When using a time column as the partitioning column, the data type of the partition scheme does not need to be the same as the data type of a partitioning column. For example, if we use month as the partition scheme in a value partition, the data type of the partitioning column can be month, date, datetime, timestamp, or nanotimestamp.

Note: While DolphinDB supports TIME, SECOND, and DATETIME for partitioning columns, avoid using them for value partitions. These time types create millions of small partitions, making both creation and querying inefficient.

Partition Colocation

It may be time consuming to join multiple tables in a distributed database, as the partitions that need to be joined with may be located on different nodes and therefore data need to be copied and moved across nodes. DolphinDB ensures that the same partitions of all the tables in the same distributed database are stored at the same node. This makes it highly efficient to join these tables. DolphinDB does not support joining tables from different partitioned databases.
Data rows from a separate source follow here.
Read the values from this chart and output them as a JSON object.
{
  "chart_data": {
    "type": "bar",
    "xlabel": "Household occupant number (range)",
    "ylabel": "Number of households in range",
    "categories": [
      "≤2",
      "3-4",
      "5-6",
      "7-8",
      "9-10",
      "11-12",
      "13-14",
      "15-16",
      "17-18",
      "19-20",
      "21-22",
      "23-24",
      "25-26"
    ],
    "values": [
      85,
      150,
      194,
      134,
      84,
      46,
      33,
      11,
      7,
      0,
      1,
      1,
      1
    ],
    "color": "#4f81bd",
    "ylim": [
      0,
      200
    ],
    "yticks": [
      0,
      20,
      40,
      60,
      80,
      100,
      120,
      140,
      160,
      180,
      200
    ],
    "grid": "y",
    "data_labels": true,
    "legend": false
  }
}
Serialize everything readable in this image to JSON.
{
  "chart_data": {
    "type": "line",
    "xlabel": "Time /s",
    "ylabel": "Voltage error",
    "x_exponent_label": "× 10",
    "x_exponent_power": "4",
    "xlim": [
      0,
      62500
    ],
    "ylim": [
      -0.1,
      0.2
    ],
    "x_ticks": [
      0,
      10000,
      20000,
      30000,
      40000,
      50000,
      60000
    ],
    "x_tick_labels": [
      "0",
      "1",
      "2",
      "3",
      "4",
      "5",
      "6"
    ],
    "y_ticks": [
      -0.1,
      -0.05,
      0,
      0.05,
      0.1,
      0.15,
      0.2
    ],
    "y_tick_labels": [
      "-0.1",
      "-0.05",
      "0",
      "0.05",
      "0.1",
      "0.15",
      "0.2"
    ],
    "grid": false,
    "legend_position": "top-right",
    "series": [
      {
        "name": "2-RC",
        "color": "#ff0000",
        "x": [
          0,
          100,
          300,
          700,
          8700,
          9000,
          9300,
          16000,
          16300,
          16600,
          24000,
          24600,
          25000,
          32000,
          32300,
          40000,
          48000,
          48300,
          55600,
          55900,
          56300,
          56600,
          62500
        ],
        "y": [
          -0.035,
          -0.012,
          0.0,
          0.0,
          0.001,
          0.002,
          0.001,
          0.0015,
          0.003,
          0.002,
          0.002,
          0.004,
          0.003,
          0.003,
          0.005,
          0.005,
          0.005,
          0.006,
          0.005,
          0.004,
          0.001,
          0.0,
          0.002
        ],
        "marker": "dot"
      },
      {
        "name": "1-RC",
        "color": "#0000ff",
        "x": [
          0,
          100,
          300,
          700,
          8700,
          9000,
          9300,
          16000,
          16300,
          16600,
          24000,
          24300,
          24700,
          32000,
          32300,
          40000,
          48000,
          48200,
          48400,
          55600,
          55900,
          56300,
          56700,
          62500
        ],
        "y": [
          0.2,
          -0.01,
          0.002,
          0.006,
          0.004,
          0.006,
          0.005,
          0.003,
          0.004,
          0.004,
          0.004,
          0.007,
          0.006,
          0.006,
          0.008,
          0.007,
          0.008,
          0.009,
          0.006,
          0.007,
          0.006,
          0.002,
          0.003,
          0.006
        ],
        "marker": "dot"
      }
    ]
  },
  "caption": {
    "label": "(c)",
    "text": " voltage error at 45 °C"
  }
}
dateDomain = database("", VALUE, 2018.05.01..2018.07.01)
symDomain = database("", RANGE, string('A'..'Z') join `ZZZZZ)
stockDB = database("dfs://stockDB", COMPO, [dateDomain, symDomain])

quoteSchema = table(10:0, `sym`date`time`bid`bidSize`ask`askSize, [SYMBOL,DATE,TIME,DOUBLE,INT,DOUBLE,INT])
stockDB.createPartitionedTable(quoteSchema, "quotes", `date`sym)

tradeSchema = table(10:0, `sym`date`time`price`vol, [SYMBOL,DATE,TIME,DOUBLE,INT])
stockDB.createPartitionedTable(tradeSchema, "trades", `date`sym)

In the examples above, the distributed tables quotes and trades are located in the same distributed database.